Looks ok to me, Crutschow, and thanks for your contribution. I hadn't determined power consumption and heatsinking requirements.
My circuit was intended to work with old-school gauges having various resistances, but it would be nice to know what the actual resistance is. If it's higher than my guessed 'rg' value, then perhaps the R1 and R2 values could be increased (to reduce power consumption) without unduly affecting the circuit's resistance conversion linearity.
Note that at the low resistance end of the sender there is a simulated resistance offset error (because the sender resistance doesn't drop to zero), but for a practical fuel gauge this may not be significant. I can't think of a simple analogue way of overcoming this error.
simplicity and compactness are very important
In that case a digital approach would likely be better, using a MCU with A/D input and PWM output ...... probably the approach commercial adapters would use.
 

crutschow

Joined Mar 14, 2008
34,285
Beflyguy said:
simplicity and compactness are very important


In that case a digital approach would likely be better, using a MCU with A/D input and PWM output ...... probably the approach commercial adapters would use.
I agree with Alec on both points.
The question then is, are you up to doing the programming for an MCU approach?
 

Thread Starter

Beflyguy

Joined Jul 12, 2018
4
I have thought about the MCU approach, particularly if it could do matching of multiple gauges. I have contacted the guy that makes Metermatch and Tachmatch to see if his products would work. Thanks for the link to those.
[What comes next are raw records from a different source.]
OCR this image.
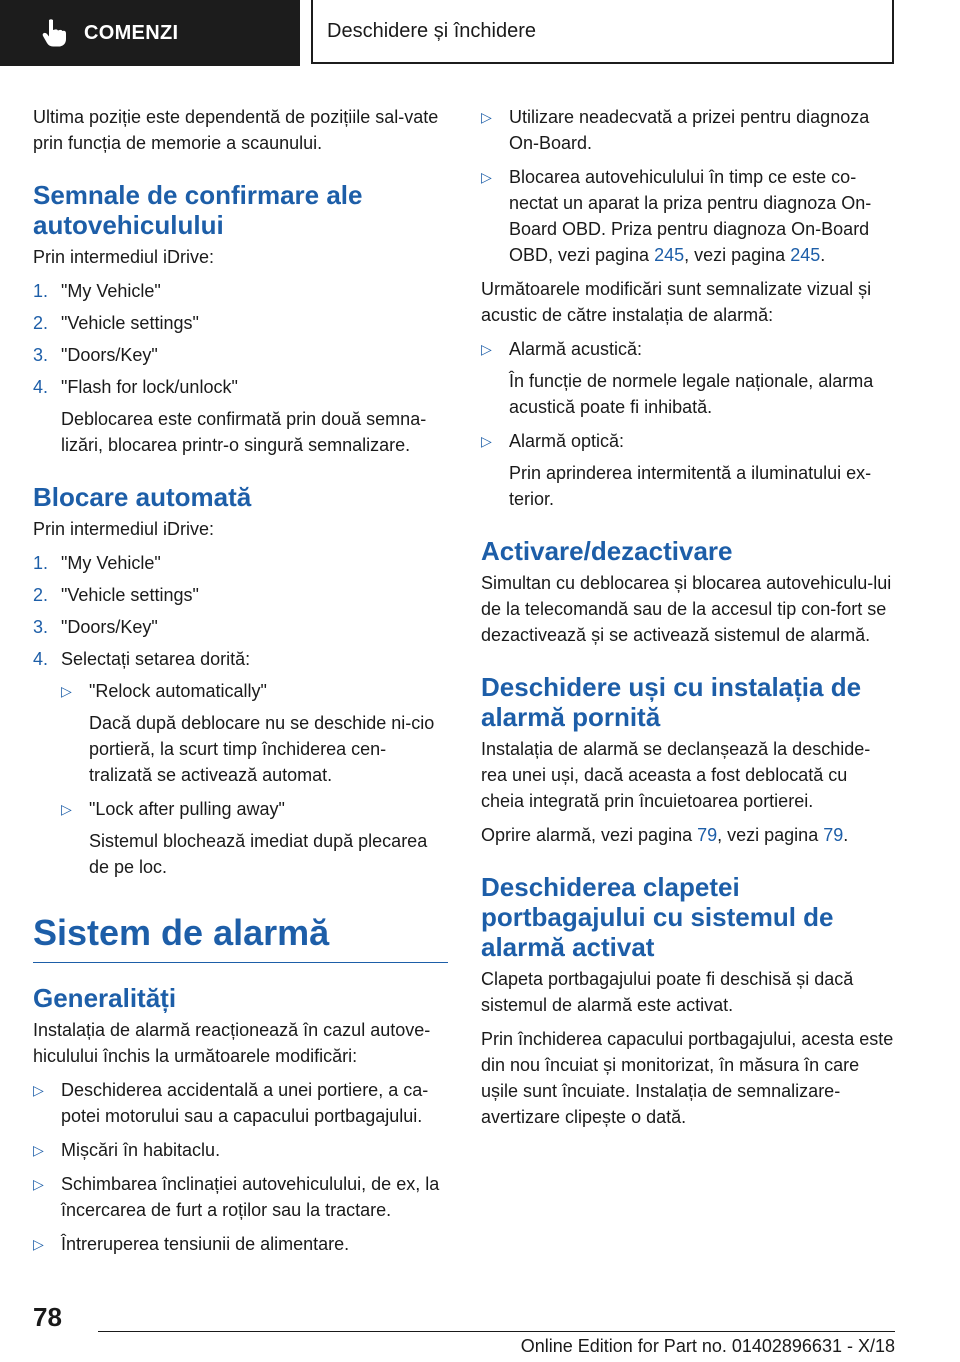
COMENZI	Deschidere și închidere

Ultima poziție este dependentă de pozițiile sal-vate prin funcția de memorie a scaunului.

Semnale de confirmare ale autovehiculului

Prin intermediul iDrive:

1. "My Vehicle"
2. "Vehicle settings"
3. "Doors/Key"
4. "Flash for lock/unlock"
Deblocarea este confirmată prin două semna-lizări, blocarea printr-o singură semnalizare.
Blocare automată

Prin intermediul iDrive:

1. "My Vehicle"
2. "Vehicle settings"
3. "Doors/Key"
4. Selectați setarea dorită:
▷ "Relock automatically"
Dacă după deblocare nu se deschide ni-cio portieră, la scurt timp închiderea cen-tralizată se activează automat.
▷ "Lock after pulling away"
Sistemul blochează imediat după plecarea de pe loc.
Sistem de alarmă
Generalități

Instalația de alarmă reacționează în cazul autove-hiculului închis la următoarele modificări:

▷ Deschiderea accidentală a unei portiere, a ca-potei motorului sau a capacului portbagajului.
▷ Mișcări în habitaclu.
▷ Schimbarea înclinației autovehiculului, de ex, la încercarea de furt a roților sau la tractare.
▷ Întreruperea tensiunii de alimentare.
▷ Utilizare neadecvată a prizei pentru diagnoza On-Board.
▷ Blocarea autovehiculului în timp ce este co-nectat un aparat la priza pentru diagnoza On-Board OBD. Priza pentru diagnoza On-Board OBD, vezi pagina 245, vezi pagina 245.

Următoarele modificări sunt semnalizate vizual și acustic de către instalația de alarmă:

▷ Alarmă acustică:
În funcție de normele legale naționale, alarma acustică poate fi inhibată.
▷ Alarmă optică:
Prin aprinderea intermitentă a iluminatului ex-terior.
Activare/dezactivare

Simultan cu deblocarea și blocarea autovehiculu-lui de la telecomandă sau de la accesul tip con-fort se dezactivează și se activează sistemul de alarmă.

Deschidere uși cu instalația de alarmă pornită

Instalația de alarmă se declanșează la deschide-rea unei uși, dacă aceasta a fost deblocată cu cheia integrată prin încuietoarea portierei.

Oprire alarmă, vezi pagina 79, vezi pagina 79.

Deschiderea clapetei portbagajului cu sistemul de alarmă activat

Clapeta portbagajului poate fi deschisă și dacă sistemul de alarmă este activat.

Prin închiderea capacului portbagajului, acesta este din nou încuiat și monitorizat, în măsura în care ușile sunt încuiate. Instalația de semnalizare-avertizare clipește o dată.

78
Online Edition for Part no. 01402896631 - X/18
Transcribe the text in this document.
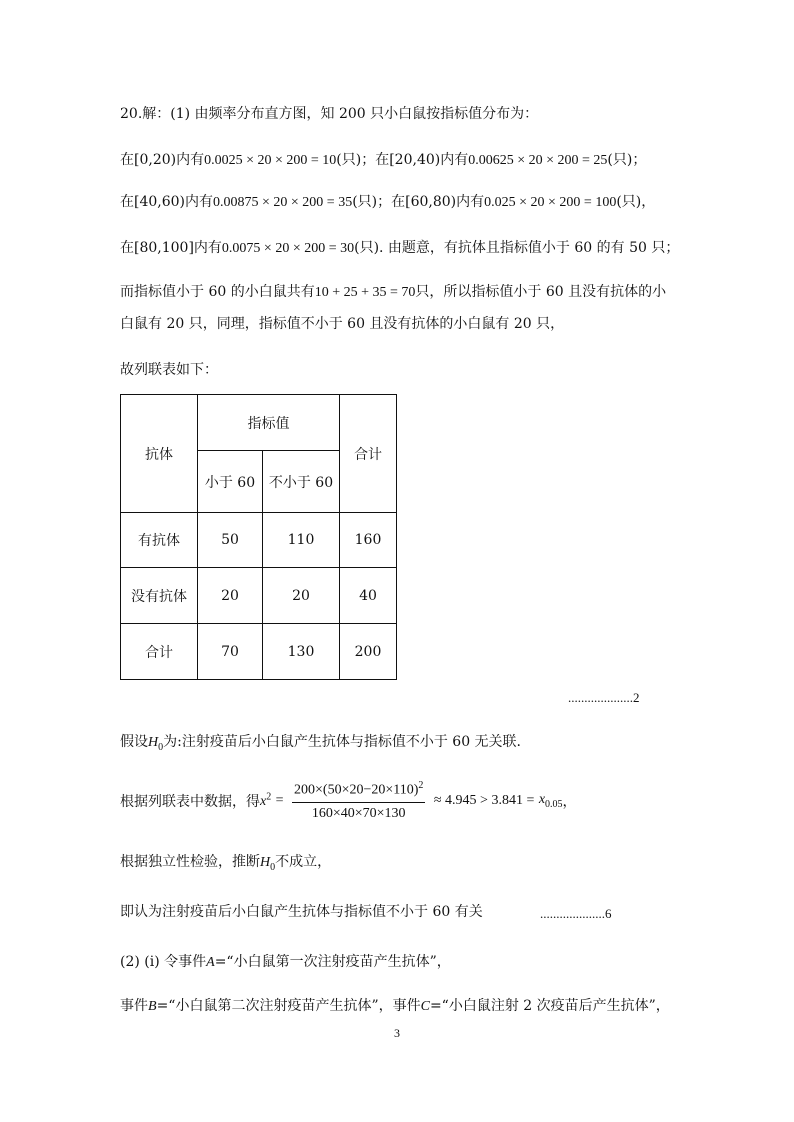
20.解：(1) 由频率分布直方图，知 200 只小白鼠按指标值分布为：
在[0,20)内有0.0025 × 20 × 200 = 10(只)；在[20,40)内有0.00625 × 20 × 200 = 25(只)；
在[40,60)内有0.00875 × 20 × 200 = 35(只)；在[60,80)内有0.025 × 20 × 200 = 100(只)，
在[80,100]内有0.0075 × 20 × 200 = 30(只). 由题意，有抗体且指标值小于 60 的有 50 只；
而指标值小于 60 的小白鼠共有10 + 25 + 35 = 70只，所以指标值小于 60 且没有抗体的小
白鼠有 20 只，同理，指标值不小于 60 且没有抗体的小白鼠有 20 只，
故列联表如下：
抗体	指标值		合计
	小于 60	不小于 60	
有抗体	50	110	160
没有抗体	20	20	40
合计	70	130	200
....................2
假设$H_0$为:注射疫苗后小白鼠产生抗体与指标值不小于 60 无关联.
根据列联表中数据，得$x^2 = \frac{200\times(50\times 20-20\times 110)^2}{160\times 40\times 70\times 130} \approx 4.945 > 3.841 = x_{0.05}$，
根据独立性检验，推断$H_0$不成立，
即认为注射疫苗后小白鼠产生抗体与指标值不小于 60 有关	....................6
(2) (i) 令事件A=“小白鼠第一次注射疫苗产生抗体”，
事件B=“小白鼠第二次注射疫苗产生抗体”，事件C=“小白鼠注射 2 次疫苗后产生抗体”，
3
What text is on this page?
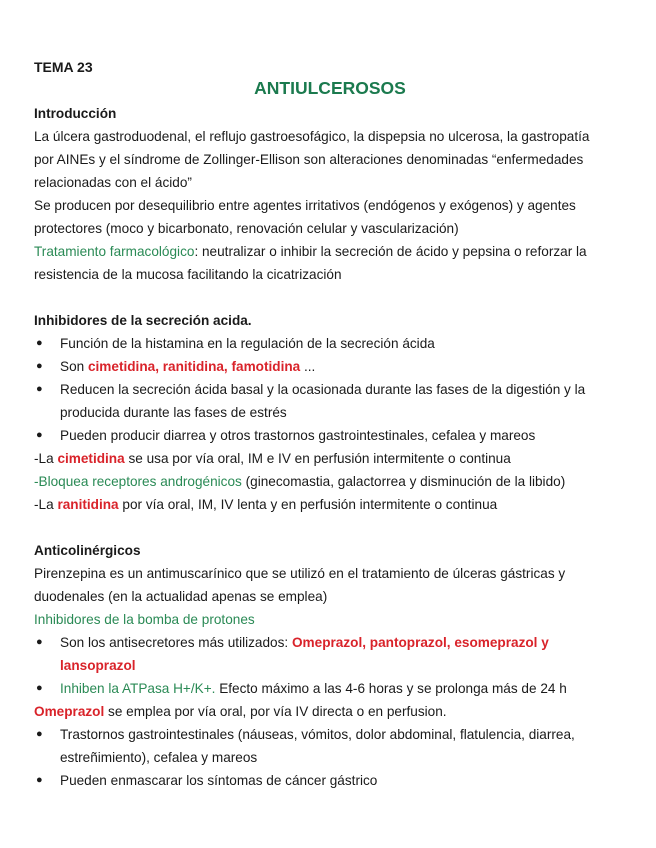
TEMA 23
ANTIULCEROSOS
Introducción
La úlcera gastroduodenal, el reflujo gastroesofágico, la dispepsia no ulcerosa, la gastropatía
por AINEs y el síndrome de Zollinger-Ellison son alteraciones denominadas “enfermedades
relacionadas con el ácido”
Se producen por desequilibrio entre agentes irritativos (endógenos y exógenos) y agentes
protectores (moco y bicarbonato, renovación celular y vascularización)
Tratamiento farmacológico: neutralizar o inhibir la secreción de ácido y pepsina o reforzar la
resistencia de la mucosa facilitando la cicatrización
Inhibidores de la secreción acida.
● Función de la histamina en la regulación de la secreción ácida
● Son cimetidina, ranitidina, famotidina ...
● Reducen la secreción ácida basal y la ocasionada durante las fases de la digestión y la
producida durante las fases de estrés
● Pueden producir diarrea y otros trastornos gastrointestinales, cefalea y mareos
-La cimetidina se usa por vía oral, IM e IV en perfusión intermitente o continua
-Bloquea receptores androgénicos (ginecomastia, galactorrea y disminución de la libido)
-La ranitidina por vía oral, IM, IV lenta y en perfusión intermitente o continua
Anticolinérgicos
Pirenzepina es un antimuscarínico que se utilizó en el tratamiento de úlceras gástricas y
duodenales (en la actualidad apenas se emplea)
Inhibidores de la bomba de protones
● Son los antisecretores más utilizados: Omeprazol, pantoprazol, esomeprazol y
lansoprazol
● Inhiben la ATPasa H+/K+. Efecto máximo a las 4-6 horas y se prolonga más de 24 h
Omeprazol se emplea por vía oral, por vía IV directa o en perfusion.
● Trastornos gastrointestinales (náuseas, vómitos, dolor abdominal, flatulencia, diarrea,
estreñimiento), cefalea y mareos
● Pueden enmascarar los síntomas de cáncer gástrico
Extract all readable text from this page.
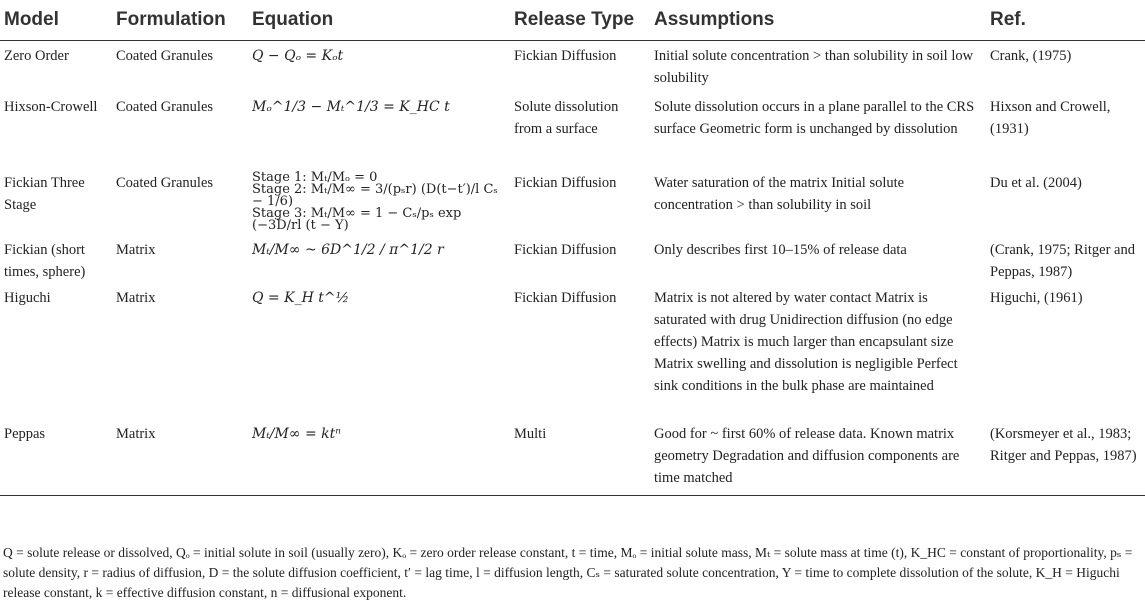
Model	Formulation	Equation	Release Type	Assumptions	Ref.
Zero Order	Coated Granules	Q − Qₒ = Kₒt	Fickian Diffusion	Initial solute concentration > than solubility in soil low solubility	Crank, (1975)
Hixson-Crowell	Coated Granules	Mₒ^1/3 − Mₜ^1/3 = K_HC t	Solute dissolution from a surface	Solute dissolution occurs in a plane parallel to the CRS surface Geometric form is unchanged by dissolution	Hixson and Crowell, (1931)
Fickian Three Stage	Coated Granules	Stage 1: Mₜ/Mₒ = 0
Stage 2: Mₜ/M∞ = 3/(pₛr) (D(t−t′)/l Cₛ − 1/6)
Stage 3: Mₜ/M∞ = 1 − Cₛ/pₛ exp (−3D/rl (t − Y)	Fickian Diffusion	Water saturation of the matrix Initial solute concentration > than solubility in soil	Du et al. (2004)
Fickian (short times, sphere)	Matrix	Mₜ/M∞ ~ 6D^1/2 / π^1/2 r	Fickian Diffusion	Only describes first 10–15% of release data	(Crank, 1975; Ritger and Peppas, 1987)
Higuchi	Matrix	Q = K_H t^½	Fickian Diffusion	Matrix is not altered by water contact Matrix is saturated with drug Unidirection diffusion (no edge effects) Matrix is much larger than encapsulant size Matrix swelling and dissolution is negligible Perfect sink conditions in the bulk phase are maintained	Higuchi, (1961)
Peppas	Matrix	Mₜ/M∞ = ktⁿ	Multi	Good for ~ first 60% of release data. Known matrix geometry Degradation and diffusion components are time matched	(Korsmeyer et al., 1983; Ritger and Peppas, 1987)
Q = solute release or dissolved, Qₒ = initial solute in soil (usually zero), Kₒ = zero order release constant, t = time, Mₒ = initial solute mass, Mₜ = solute mass at time (t), K_HC = constant of proportionality, pₛ = solute density, r = radius of diffusion, D = the solute diffusion coefficient, t′ = lag time, l = diffusion length, Cₛ = saturated solute concentration, Y = time to complete dissolution of the solute, K_H = Higuchi release constant, k = effective diffusion constant, n = diffusional exponent.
An MCU would be like an Arduino?
 

DickCappels

Joined Aug 21, 2008
10,152
I have thought about the MCU approach, particularly if it could do matching of multiple gauges. I have contacted the guy that makes Metermatch and Tachmatch to see if his products would work. Thanks for the link to those.

An MCU would be like an Arduino?
Yes. An Arduino is an MCU and the distinguishing feature is the programming environment and programming language. AVR controllers which make up the majority of Arduino controllers can also be programmed in C, assembly language, AttoBasic, Forth, and other languages.